1. A method for constructing a zebrafish model of fatty liver based on glucokinase overexpression, characterized in that, Includes the following steps: Using zebrafish cDNA as a template, PCR amplification was performed using upstream primer GCK-gene-F and downstream primer GCK-gene-R to obtain the zebrafish GCK gene fragment. The pTOL2 plasmid vector was double-digested with restriction endonucleases to divide it into a large fragment of 4995 bp and a small fragment of 20 bp. The recovered large vector fragment and GCK gene fragment were homologously recombined using homologous recombinase to obtain recombinant plasmids. Transform the recombinant plasmid into competent cells; Select single competent cell colonies that have completed transformation and expand them into a large-scale culture. After the expansion culture is completed, extract endotoxin-free plasmids to serve as zebrafish GCK expression vectors. The zebrafish GCK expression vector and transposase Tol 2 mRNA were mixed to obtain a microinjection system, and the microinjection system was injected into a one-cell stage fertilized egg using a microinjection device. After the fertilized eggs hatch into fry, select the fry that emit fluorescence and continue to raise them until they reach sexual maturity. Sexually mature male and female fish are paired to spawn, and GCK-overexpressing zebrafish strains that can be stably inherited are selected from the offspring.

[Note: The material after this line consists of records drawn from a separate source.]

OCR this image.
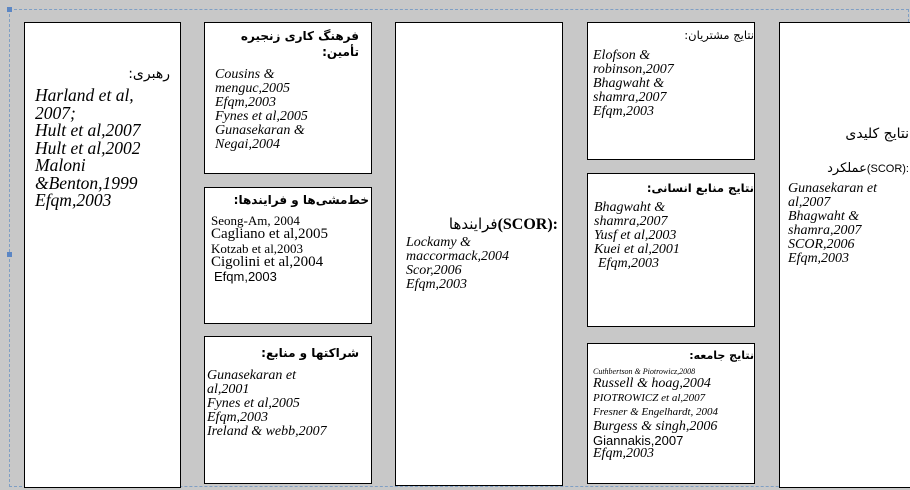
رهبری:
Harland et al,
2007;
Hult et al,2007
Hult et al,2002
Maloni
&Benton,1999
Efqm,2003
فرهنگ کاری زنجیره
تأمین:
Cousins &
menguc,2005
Efqm,2003
Fynes et al,2005
Gunasekaran &
Negai,2004
خط‌مشی‌ها و فرایندها:
Seong-Am, 2004
Cagliano et al,2005
Kotzab et al,2003
Cigolini et al,2004
Efqm,2003
شراکتها و منابع:
Gunasekaran et
al,2001
Fynes et al,2005
Efqm,2003
Ireland & webb,2007
فرایندها(SCOR):
Lockamy &
maccormack,2004
Scor,2006
Efqm,2003
نتایج مشتریان:
Elofson &
robinson,2007
Bhagwaht &
shamra,2007
Efqm,2003
نتایج منابع انسانی:
Bhagwaht &
shamra,2007
Yusf et al,2003
Kuei et al,2001
Efqm,2003
نتایج جامعه:
Cuthbertson & Piotrowicz,2008
Russell & hoag,2004
PIOTROWICZ et al,2007
Fresner & Engelhardt, 2004
Burgess & singh,2006
Giannakis,2007
Efqm,2003
نتایج کلیدی
عملکرد(SCOR):
Gunasekaran et
al,2007
Bhagwaht &
shamra,2007
SCOR,2006
Efqm,2003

2. The construction method as described in claim 1, characterized in that, The sequences of the upstream primer GCK-gene-F and the downstream primer GCK-gene-R are as follows: GCK-gene-F: CGGAATTCATGCATCATCACCATCATCCGTGTCTTACTTCAGCCCG GCK-gene-R: GGGGTACCAGGCGTCAGCATGCAGG.

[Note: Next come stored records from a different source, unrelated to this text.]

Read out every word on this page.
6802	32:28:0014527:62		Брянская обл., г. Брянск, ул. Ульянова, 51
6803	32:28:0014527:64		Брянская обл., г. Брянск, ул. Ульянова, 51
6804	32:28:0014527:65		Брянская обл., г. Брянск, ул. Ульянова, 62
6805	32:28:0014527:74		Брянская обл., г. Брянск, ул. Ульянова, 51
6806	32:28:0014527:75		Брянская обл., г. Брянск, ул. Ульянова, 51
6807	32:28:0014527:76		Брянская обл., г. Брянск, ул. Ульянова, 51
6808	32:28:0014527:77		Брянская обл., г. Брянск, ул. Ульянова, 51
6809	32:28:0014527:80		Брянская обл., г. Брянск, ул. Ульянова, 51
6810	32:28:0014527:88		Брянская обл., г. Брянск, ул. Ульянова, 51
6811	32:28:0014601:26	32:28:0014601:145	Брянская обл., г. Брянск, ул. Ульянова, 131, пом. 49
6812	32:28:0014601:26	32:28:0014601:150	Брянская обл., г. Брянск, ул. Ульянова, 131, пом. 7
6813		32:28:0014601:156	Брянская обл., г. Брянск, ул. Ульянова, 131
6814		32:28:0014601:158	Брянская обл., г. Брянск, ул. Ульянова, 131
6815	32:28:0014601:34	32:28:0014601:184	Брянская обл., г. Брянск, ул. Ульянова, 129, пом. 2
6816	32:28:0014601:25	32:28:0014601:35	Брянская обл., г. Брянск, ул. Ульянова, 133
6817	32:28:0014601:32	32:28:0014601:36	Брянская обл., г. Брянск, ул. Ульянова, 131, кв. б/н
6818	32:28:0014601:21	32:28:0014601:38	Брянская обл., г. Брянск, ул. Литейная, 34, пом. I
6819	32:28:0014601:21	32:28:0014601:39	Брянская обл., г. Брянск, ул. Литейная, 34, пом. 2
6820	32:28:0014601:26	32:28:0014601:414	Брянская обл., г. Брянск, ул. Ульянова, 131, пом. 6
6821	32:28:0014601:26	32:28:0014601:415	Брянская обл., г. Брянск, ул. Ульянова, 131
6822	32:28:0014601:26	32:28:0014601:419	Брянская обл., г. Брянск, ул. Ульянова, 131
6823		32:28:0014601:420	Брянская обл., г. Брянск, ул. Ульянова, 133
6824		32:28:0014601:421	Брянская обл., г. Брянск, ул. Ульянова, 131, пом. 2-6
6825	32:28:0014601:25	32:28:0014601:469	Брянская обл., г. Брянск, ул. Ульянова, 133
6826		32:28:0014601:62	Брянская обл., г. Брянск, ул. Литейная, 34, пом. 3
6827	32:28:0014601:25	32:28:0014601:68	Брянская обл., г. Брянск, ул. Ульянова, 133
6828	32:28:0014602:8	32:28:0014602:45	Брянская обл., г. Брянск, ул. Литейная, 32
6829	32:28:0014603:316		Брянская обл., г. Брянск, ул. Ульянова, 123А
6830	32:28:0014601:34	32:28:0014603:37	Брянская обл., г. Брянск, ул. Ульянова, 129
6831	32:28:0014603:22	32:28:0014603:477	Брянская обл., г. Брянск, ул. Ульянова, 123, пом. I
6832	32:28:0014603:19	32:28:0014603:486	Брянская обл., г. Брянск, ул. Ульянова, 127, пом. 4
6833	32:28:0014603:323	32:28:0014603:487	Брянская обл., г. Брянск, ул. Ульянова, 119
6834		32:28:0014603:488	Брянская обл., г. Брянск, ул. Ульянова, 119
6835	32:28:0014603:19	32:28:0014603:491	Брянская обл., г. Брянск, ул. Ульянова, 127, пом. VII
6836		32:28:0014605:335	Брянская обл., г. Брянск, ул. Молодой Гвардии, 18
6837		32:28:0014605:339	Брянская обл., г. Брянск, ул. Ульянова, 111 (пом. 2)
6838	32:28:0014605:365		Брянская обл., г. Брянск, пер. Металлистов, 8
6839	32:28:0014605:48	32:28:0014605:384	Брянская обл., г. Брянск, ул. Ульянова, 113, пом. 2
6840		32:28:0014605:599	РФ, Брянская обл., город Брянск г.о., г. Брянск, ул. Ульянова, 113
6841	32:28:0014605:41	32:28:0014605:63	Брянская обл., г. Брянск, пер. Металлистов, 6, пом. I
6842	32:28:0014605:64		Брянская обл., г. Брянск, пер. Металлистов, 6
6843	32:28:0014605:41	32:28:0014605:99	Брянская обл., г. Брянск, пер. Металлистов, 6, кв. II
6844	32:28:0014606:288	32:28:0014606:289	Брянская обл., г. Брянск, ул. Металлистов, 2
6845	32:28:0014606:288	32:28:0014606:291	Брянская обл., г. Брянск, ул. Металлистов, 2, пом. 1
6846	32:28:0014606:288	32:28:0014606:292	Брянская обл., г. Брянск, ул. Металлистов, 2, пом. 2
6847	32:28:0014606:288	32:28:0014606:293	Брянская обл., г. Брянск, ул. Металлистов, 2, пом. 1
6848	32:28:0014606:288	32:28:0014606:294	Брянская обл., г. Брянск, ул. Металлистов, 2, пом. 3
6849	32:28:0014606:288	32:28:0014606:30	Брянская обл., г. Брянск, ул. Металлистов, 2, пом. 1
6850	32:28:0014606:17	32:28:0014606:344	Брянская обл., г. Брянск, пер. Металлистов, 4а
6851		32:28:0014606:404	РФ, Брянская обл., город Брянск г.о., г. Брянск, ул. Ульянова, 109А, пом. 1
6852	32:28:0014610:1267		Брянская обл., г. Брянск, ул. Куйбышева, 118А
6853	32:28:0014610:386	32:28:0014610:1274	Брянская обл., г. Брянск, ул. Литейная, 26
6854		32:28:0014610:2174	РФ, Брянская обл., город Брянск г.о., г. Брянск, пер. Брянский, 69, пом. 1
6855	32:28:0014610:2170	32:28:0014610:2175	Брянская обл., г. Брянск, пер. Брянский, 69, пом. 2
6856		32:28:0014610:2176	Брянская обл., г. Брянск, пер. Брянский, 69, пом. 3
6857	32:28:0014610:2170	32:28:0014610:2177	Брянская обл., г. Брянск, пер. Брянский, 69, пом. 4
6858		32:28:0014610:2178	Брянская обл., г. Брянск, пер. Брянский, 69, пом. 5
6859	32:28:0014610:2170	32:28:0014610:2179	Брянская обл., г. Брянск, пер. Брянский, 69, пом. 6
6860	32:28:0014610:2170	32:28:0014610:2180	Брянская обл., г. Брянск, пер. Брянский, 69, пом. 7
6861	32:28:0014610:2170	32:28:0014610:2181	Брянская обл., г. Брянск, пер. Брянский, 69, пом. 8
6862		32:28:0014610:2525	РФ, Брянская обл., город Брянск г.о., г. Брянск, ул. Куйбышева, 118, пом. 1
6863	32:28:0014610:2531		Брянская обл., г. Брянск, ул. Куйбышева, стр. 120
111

3. The construction method as described in claim 1, characterized in that, The microinjection system comprises: a GCK expression vector at a final concentration of 50 ng / μL, Tol 2 mRNA at a concentration of 20 ng / μL, and a color indicator, with a final volume of 3 μL.

4. The construction method as described in claim 1, characterized in that, The injection volume of the microinjection system is 1-2 nl.

5. The construction method as described in claim 1, characterized in that, The microinjection system was injected into the animal pole of a fertilized egg in the one-cell stage.

6. The construction method as described in claim 1, characterized in that, The method for constructing the fatty liver zebrafish model also includes the following steps: Both the GCK-overexpressing zebrafish strain and wild-type zebrafish were subjected to overnight fasting treatment. After the overnight fasting treatment, tissue samples were collected from each parallel zebrafish. The tissue samples included whole fish tissue, serum samples, liver samples, and muscle samples. The biochemical indicators of the zebrafish were statistically analyzed based on the tissue samples.

7. The construction method as described in claim 6, characterized in that, The biochemical indicators include: liver TG, serum TG, muscle TG, and total fat of the whole fish.

8. The construction method as described in claim 1, characterized in that, Preferably, the competent cells comprise competent Escherichia coli DH5α.

9. The application of a fatty liver zebrafish model obtained by the construction method according to any one of claims 1-8 in the study of metabolic diseases and / or metabolic disorder syndromes caused by GCK overexpression.

10. The application of a fatty liver zebrafish model obtained by the construction method according to any one of claims 1-8 in drug screening and / or drug testing for GCK activators.